In [None]:
# BigQuery-Spark Integration Test


# PySpark-BigQuery Integration Test

This notebook verifies that PySpark can successfully connect to and query Google BigQuery from within your development environment. It demonstrates:

1. Creating a SparkSession with the BigQuery connector
2. Verifying authentication and project information
3. Reading from a public BigQuery dataset
4. Reading from your authenticated project's datasets
5. Running a simple query through Spark

## Prerequisites

- Apache Spark 3.x installed (included in this container)
- Google Cloud authentication completed (via `gcloud auth login` or service account)
- BigQuery connector JAR (referenced via URL in the notebook)
- Appropriate BigQuery permissions for datasets you want to access

## Packages Required

- pyspark
- google-cloud-bigquery
- pandas
- pyarrow (for data conversion)


In [None]:
# Configuration Variables
# -----------------------
# Replace these with your actual values

# Your GCP dataset and table to query
dataset_id = "my_dataset"  # Replace with your dataset name
table_id = "my_table"       # Replace with your table name

# A GCS bucket you have read/write access to (for temporary data)
bucket_id = "my_bucket"  # Replace with your bucket name

# Import required libraries
import subprocess
from pyspark.sql import SparkSession


## 1. GCP Authentication Information

First, let's check which account and project you're currently authenticated with:


In [None]:
# Display GCP authentication information
print("GCP Authentication Information:")
try:
    # Get currently authenticated account
    account_cmd = ["gcloud", "config", "get-value", "account"]
    account = subprocess.check_output(account_cmd).decode().strip()
    print(f"Authenticated as: {account}")

    # Get current project
    project_cmd = ["gcloud", "config", "get-value", "project"]
    project = subprocess.check_output(project_cmd).decode().strip()
    print(f"Current Project: {project}")
except Exception as e:
    print(f"Error retrieving authentication info: {e}")

print("\n" + "-" * 50 + "\n")


## 2. Initialize Spark with BigQuery Connector

Now we'll create a SparkSession with the BigQuery connector configured.

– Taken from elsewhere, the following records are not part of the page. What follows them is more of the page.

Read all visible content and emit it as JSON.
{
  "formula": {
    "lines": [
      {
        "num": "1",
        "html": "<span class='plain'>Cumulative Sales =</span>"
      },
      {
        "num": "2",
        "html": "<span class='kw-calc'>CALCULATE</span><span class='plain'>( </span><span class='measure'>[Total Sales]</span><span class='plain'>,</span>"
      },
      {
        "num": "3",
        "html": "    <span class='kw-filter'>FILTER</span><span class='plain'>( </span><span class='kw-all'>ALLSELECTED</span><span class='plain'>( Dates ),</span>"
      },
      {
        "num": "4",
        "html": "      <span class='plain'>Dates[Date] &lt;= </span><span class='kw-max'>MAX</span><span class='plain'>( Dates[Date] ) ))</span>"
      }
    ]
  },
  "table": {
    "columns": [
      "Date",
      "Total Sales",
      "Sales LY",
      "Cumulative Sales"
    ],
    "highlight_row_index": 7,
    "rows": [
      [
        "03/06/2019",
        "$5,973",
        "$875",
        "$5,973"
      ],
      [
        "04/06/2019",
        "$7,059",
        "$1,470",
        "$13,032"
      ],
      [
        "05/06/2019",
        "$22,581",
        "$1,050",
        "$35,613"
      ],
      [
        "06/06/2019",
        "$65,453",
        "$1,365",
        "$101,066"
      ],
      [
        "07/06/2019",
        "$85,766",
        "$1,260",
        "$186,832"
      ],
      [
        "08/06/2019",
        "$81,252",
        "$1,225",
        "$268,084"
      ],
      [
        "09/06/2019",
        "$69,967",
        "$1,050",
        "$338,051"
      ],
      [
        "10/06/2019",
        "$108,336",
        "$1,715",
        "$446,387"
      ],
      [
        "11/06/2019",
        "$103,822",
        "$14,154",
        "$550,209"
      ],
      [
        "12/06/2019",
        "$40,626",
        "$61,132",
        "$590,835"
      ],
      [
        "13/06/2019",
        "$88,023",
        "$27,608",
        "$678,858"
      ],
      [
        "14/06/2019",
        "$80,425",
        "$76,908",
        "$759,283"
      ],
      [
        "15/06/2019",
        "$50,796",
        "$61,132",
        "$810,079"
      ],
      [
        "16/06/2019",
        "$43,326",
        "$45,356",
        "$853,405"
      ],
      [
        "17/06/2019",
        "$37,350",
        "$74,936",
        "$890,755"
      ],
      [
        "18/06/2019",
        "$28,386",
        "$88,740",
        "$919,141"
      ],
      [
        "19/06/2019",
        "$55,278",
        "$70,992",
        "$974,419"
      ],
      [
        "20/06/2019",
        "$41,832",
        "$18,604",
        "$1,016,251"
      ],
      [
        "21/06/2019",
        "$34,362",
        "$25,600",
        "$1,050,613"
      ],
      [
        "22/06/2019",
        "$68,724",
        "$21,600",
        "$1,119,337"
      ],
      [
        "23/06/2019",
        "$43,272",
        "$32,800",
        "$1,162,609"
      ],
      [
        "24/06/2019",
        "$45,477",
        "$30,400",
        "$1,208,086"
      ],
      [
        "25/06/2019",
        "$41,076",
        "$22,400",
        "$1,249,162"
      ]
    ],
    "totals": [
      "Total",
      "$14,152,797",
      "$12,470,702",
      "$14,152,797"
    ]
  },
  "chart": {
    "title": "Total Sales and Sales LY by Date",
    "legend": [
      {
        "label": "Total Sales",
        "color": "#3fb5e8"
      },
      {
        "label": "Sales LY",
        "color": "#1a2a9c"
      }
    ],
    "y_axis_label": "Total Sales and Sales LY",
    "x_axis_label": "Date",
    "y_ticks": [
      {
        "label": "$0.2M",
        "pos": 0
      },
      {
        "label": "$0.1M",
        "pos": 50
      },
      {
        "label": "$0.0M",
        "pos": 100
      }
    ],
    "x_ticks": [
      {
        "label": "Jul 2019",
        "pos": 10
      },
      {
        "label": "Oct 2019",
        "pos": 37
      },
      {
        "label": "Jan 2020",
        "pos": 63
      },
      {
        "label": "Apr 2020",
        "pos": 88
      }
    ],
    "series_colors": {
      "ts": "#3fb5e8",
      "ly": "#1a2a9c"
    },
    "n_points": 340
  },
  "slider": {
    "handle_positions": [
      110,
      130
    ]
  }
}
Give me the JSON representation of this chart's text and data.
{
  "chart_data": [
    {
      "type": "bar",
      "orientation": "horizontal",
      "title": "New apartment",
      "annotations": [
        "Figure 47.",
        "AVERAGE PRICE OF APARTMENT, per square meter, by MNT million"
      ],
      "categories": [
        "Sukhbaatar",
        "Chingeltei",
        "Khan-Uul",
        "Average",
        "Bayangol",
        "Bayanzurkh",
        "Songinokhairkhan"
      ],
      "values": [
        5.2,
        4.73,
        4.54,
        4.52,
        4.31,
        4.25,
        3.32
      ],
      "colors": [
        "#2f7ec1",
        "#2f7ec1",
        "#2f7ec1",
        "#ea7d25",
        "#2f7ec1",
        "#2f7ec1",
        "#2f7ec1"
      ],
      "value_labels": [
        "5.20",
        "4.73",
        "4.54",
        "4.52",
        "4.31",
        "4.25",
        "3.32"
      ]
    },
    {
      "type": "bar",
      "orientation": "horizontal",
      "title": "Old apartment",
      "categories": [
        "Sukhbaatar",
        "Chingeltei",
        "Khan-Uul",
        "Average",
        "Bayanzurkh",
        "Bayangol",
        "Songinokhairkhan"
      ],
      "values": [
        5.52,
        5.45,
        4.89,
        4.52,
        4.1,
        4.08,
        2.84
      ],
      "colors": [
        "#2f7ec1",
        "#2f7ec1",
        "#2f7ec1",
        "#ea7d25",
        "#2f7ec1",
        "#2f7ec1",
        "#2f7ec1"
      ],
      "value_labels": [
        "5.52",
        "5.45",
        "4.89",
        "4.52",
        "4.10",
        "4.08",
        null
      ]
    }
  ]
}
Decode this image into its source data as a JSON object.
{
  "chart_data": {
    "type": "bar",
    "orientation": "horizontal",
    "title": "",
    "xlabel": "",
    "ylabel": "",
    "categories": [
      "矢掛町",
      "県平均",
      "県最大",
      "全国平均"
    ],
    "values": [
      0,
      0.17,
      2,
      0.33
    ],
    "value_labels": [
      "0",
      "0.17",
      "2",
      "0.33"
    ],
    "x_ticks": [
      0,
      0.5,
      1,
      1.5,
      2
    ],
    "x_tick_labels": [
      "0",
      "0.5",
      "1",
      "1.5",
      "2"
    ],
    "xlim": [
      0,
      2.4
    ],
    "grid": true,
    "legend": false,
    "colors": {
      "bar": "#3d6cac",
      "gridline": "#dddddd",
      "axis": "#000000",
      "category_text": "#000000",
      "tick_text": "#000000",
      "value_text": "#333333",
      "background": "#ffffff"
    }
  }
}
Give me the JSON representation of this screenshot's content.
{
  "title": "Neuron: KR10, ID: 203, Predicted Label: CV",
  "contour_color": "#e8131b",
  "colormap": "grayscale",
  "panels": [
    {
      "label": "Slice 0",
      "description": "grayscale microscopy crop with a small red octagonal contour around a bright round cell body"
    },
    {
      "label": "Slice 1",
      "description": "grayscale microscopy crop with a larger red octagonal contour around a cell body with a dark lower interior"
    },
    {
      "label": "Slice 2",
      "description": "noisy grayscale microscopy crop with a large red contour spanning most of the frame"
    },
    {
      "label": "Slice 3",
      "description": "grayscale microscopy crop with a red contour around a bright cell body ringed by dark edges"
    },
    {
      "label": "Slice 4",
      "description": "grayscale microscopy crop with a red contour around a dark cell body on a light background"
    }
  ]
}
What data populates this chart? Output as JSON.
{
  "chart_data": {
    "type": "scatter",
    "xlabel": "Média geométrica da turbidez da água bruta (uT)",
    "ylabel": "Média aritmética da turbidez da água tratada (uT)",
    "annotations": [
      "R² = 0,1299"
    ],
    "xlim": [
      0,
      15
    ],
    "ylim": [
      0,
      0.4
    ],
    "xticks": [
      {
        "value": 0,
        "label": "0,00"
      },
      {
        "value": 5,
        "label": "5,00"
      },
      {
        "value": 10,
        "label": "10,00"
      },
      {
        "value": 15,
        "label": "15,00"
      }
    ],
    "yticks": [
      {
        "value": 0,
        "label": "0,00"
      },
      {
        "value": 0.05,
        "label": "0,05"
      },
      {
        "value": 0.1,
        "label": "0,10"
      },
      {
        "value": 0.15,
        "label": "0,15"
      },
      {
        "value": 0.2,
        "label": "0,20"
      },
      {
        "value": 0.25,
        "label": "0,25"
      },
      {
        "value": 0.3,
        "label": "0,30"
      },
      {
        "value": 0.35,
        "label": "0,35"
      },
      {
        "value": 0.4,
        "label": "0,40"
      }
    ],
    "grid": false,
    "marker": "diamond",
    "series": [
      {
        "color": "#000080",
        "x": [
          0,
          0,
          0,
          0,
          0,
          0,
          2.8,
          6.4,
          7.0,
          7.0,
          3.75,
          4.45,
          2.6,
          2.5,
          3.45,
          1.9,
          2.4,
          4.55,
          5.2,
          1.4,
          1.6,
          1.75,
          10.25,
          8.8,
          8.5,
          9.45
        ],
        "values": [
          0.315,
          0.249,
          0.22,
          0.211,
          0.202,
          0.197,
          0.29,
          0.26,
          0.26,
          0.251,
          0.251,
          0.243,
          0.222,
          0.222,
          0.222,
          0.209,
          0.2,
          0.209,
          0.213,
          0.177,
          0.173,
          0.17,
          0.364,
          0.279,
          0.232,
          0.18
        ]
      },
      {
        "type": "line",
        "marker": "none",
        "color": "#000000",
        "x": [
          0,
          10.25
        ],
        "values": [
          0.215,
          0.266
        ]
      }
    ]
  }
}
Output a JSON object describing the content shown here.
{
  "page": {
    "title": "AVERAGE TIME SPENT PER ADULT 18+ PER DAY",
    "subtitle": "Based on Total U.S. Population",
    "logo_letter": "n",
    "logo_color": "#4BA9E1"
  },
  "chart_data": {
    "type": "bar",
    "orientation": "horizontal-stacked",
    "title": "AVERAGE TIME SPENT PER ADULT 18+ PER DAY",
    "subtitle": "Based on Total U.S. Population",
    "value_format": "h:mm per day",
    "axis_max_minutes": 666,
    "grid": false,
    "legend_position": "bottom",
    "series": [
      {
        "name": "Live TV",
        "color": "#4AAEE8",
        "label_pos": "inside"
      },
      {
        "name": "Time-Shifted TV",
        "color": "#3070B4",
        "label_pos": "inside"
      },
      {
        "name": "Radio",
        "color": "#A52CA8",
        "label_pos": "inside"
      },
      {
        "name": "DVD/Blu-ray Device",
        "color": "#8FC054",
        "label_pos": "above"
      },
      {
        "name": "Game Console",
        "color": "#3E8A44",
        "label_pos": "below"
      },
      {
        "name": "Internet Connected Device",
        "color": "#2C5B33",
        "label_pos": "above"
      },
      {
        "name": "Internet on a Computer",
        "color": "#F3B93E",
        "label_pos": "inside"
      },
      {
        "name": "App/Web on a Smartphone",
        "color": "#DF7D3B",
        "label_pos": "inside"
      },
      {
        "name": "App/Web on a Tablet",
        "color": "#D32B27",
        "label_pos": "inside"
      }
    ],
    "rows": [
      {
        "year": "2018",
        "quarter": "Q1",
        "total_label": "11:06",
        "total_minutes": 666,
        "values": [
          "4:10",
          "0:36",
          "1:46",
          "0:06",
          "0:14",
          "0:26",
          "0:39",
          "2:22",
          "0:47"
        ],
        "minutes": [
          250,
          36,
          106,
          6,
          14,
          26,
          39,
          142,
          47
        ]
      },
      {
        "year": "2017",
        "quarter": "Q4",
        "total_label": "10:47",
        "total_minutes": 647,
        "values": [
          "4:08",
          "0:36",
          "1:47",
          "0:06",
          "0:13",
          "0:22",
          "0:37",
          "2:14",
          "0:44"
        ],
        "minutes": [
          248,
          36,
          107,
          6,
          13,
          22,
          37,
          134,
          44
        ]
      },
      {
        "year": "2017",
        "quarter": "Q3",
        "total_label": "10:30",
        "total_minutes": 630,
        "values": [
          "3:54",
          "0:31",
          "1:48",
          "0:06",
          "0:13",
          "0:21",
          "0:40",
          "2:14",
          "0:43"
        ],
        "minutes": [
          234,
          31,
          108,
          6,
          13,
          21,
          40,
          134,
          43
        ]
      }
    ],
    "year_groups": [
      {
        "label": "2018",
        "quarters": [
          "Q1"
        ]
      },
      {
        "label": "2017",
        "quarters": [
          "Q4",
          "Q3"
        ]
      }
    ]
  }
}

The connector JAR is referenced via URL.


In [None]:
# Initialize Spark session with BigQuery connector
print("Initializing Spark session with BigQuery connector...")
spark = (
    SparkSession.builder.appName("BigQuery Integration Test")
    .config(
        "spark.jars",
        "https://storage.googleapis.com/spark-lib/bigquery/spark-bigquery-latest_2.12.jar",
    )
    .getOrCreate()
)

# Display Spark version for reference
spark_version = spark.version
print(f"Using Apache Spark version: {spark_version}")

print("\n" + "-" * 50 + "\n")


## 3. Test with Public Dataset

Let's first test the connector using a public dataset that doesn't require special permissions.
We'll query the Shakespeare public dataset available in BigQuery.


In [None]:
# Test with a public dataset (no authentication needed)
print("Public dataset test:")
try:
    # Read Shakespeare public dataset
    public_data = (
        spark.read.format("bigquery")
        .option("table", "bigquery-public-data:samples.shakespeare")
        .load()
    )

    # Display schema and sample data
    print("Schema:")
    public_data.printSchema()

    print("\nSample data (5 rows):")
    public_data.show(5, truncate=False)

    print(f"Total rows in public dataset: {public_data.count()}")
except Exception as e:
    print(f"Error accessing public dataset: {e}")

print("\n" + "-" * 50 + "\n")


## 4. Test with Your Project's Dataset

Now let's try with a dataset in your authenticated project. Make sure you've set the correct values for `dataset_id` and `table_id` at the top of this notebook.


In [None]:
# Now try with your authenticated project
print("Authenticated project test:")

try:
    # If you have datasets in your project, this will work
    your_data = (
        spark.read.format("bigquery")
        .option("table", f"{project}.{dataset_id}.{table_id}")
        .option("parentProject", project)
        .load()
    )

    print("Schema of your dataset:")
    your_data.printSchema()

    print("\nSample data from your dataset (5 rows):")
    your_data.show(5, truncate=False)

    print(f"Total rows in your dataset: {your_data.count()}")
except Exception as e:
    print(f"Error accessing your project's dataset: {e}")
    print("\nIf this failed, check:")
    print("1. Your authentication is correct")
    print("2. The dataset and table exist in your project")
    print(f"3. You have permissions to access {project}.{dataset_id}.{table_id}")
    print("4. You've updated the notebook with correct dataset_id and table_id values")

print("\n" + "-" * 50 + "\n")


## 5. Execute a Simple Query

Finally, let's demonstrate executing a simple query directly through the connector.
This will use the temporary bucket you specified for results materialization.


In [None]:
# Additional test - simple query execution
print("Executing a simple BigQuery query through Spark:")
try:
    # First, verify your dataset exists
    print(f"Using dataset: {dataset_id}")

    # Configure a temporary Cloud Storage bucket (required for the connector)
    spark.conf.set("temporaryGcsBucket", bucket_id)

    # Execute the query with proper materialization dataset
    query_result = (
        spark.read.format("bigquery")
        .option("viewsEnabled", "true")
        .option(
            "query", "SELECT 'Success!' as message, CURRENT_TIMESTAMP() as timestamp"
        )
        .option("parentProject", project)
        .option(
            "materializationDataset", dataset_id
        )  # Use this option instead of "dataset"
        .load()
    )

    query_result.show(truncate=False)
except Exception as e:
    print(f"Error executing query: {e}")

# Clean up
spark.stop()
print("\nSpark session closed. Test complete.")


## Troubleshooting

If you encounter errors in this notebook:

1. **Authentication Issues**
   - Run `!gcloud auth login` in a notebook cell
   - Check if your service account has appropriate permissions

2. **Dataset/Table Access**
   - Verify the dataset and table names are correct
   - Ensure you have permissions to access them
   - Check if you're using the correct project

3. **Temporary Bucket Issues**
   - Verify the bucket exists and you have read/write access
   - Try creating a new bucket with your project's default service account access

4. **Connector Issues**
   - Check if the connector JAR is accessible
   - Make sure there are no version conflicts with your Spark installation

5. **Network Issues**
   - Verify your container has internet access
   - Check if any firewalls are blocking the connection to GCP

For more information on the BigQuery connector for Spark, see the [official documentation](https://github.com/GoogleCloudDataproc/spark-bigquery-connector).